第33話 心が与える力


 お茶を楽しんでいた優美が静かに手に持っていたティーカップをテーブルに置きゆっくりと立ち上がって魔力反応を隠すことなく突撃してくる者の方向に向かって立ち上がる。二つの眼が見る先にはまだ姿こそ見えないが確かに敵はいた。


 優美の手に握られた剣は光沢があり月明かりを反射し光輝く白い剣。

 剣は補助魔法を掛けられており攻撃力強化と耐久値強化も施されている。


 それに合わせて周囲の空気が重たくなる。

 優美にとっては初めての命懸けの戦場でもあり、大役でもある。



 ――。


 ――――。


 それを正しく理解しているからこそ。


 その手は……微かに震えてしまった。


「もしかして緊張してるの?」


 背後から聞こえてきた透き通った声についビクッと身体を震わせてしまう優美。


「最初は誰だって恐いわよ。でもね……それを乗り越えないとその先はないわ。優美は誰の為にその剣を握ったの?」


「それは……」


「これは私の勝手な予想だけど……ファントムの為じゃないの?」


「そ、それは――ッ!!!」


「ファントムに認めて欲しい、そう思ったんじゃないの。なら私の為じゃなくて構わない。今も作戦司令室でその時が来るのをのんびりと待っているであろうファントムに見せつけてやりなさい。優美の本当の力を。そして俺の目に狂いはなかったとその剣を持って証明してあげなさい!」


「かしこまりました」


「いい目になったわね。剣士として迷いのない目、そして身体もリラックスしてる。なら私は優美にこの場を任せてここにいるわ。せいぜい死なないように頑張りなさい」


「はい!」


 力強い返事をすると同時に敵――五十嵐を肉眼で捉えた優美は大きく剣を振り上げる。そのまま低空姿勢のまま突撃し、渾身の一撃を叩きこむ。


 ――キィーン!!!


 夜の王城に響く甲高い金属音。

 つい近くにいれば耳をふさいでしまいたくなるような音。


 その音は一度や二度ではなく。

 何度も何度も夜の王城に響き渡る。


 迷いがなく、心を穏やかにした優美は自分が思っていた以上に五十嵐と闘えている事に内心自分でも驚いていた。

 ただ迷いがなくなっただけ。

 それだけで人はここまで変われる、そう思っていた。


「来て! 魔力機関銃!」


 優美の得意な形。

 剣による近距離攻撃と魔力銃による遠距離攻撃の合わせ攻撃。

 優美の言葉に合わせて上空に魔力銃が二個出現する。魔力銃は毎秒二・五発と油断出来ない魔法の銃弾が五十嵐を狙いつつも、術者である優美を躱しながら襲い掛かっていく。魔力銃一つに付き毎秒二・五発なのでそれが二個で毎秒五発の魔法の銃弾が優美を後方から強力にバックアップしてくれる。


 女の子であるため純粋な力勝負では分が悪いと踏んだ優美は一撃決まれば勝てるような大ぶりな攻撃ではなく、一撃一撃はダメージが小さくとも確実に攻撃を当て次の動きに繋げやすい攻撃をしていく。

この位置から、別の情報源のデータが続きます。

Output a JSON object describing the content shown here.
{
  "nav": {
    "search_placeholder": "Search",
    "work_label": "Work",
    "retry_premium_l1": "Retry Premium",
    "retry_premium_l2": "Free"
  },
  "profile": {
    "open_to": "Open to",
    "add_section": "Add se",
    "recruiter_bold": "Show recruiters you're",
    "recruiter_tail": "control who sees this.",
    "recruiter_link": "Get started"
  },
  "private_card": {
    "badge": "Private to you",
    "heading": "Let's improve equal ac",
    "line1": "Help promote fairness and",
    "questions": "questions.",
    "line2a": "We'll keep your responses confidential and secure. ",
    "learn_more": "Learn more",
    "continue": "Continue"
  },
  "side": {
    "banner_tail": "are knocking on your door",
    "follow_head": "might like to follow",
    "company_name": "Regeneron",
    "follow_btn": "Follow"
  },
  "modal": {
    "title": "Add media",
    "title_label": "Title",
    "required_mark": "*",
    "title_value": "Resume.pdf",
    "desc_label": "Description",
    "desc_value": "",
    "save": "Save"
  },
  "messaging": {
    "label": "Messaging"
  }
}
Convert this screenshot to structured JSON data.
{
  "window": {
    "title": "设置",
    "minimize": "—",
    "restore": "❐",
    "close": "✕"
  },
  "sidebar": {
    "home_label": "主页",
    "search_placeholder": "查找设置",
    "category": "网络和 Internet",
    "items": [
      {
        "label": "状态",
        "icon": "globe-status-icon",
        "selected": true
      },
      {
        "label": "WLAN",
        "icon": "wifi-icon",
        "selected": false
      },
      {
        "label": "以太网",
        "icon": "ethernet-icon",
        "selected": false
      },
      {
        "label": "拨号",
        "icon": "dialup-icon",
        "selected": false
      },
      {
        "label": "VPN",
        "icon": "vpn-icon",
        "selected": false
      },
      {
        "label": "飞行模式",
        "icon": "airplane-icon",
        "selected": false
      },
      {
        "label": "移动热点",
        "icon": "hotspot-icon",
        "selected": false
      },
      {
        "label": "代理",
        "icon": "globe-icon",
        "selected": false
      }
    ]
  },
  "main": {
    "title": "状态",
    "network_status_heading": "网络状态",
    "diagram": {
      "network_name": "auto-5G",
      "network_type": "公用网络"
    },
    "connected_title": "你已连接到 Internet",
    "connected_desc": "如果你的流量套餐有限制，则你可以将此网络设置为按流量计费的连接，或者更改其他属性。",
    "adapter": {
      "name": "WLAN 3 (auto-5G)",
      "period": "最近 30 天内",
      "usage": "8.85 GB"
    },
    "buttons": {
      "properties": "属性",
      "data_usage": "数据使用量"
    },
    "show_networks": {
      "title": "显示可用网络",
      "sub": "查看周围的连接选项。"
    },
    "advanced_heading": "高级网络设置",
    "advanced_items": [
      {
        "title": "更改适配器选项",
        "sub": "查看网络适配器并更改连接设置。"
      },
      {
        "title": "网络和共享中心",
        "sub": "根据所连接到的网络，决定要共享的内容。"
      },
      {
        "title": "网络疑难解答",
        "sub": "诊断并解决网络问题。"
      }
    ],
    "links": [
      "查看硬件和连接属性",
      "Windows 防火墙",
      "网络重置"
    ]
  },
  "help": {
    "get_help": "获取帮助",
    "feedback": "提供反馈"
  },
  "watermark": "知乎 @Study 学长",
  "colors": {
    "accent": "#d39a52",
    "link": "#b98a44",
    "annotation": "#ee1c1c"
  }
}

 五十嵐の洗練された足さばきに優美が同じく洗練された足さばきで対処していく。


 だけど、二人の決定打になったのは……。


 実戦経験。


 僅かにだが、優美がおされている。


「クッ――」


「ほぉー、この短期間でよくここまで強くなったな」


 嬉しそうに言うは五十嵐。


「それはありがとうございます」


「だが、まだ甘い!」


 余裕の笑みを浮かべた五十嵐が後方に大きくジャンプし優美から距離を取りながら、剣を持っていない左手を向けて、


「小嵐(ローテンペスト)!」


 小規模な嵐が出現し吹き荒れ狂う風が目に見える刃となり優美を襲う。

 人を傷つける凶器と変貌を遂げた嵐が優美とその後方直線状にいるアイリスを目掛け飛んでくる。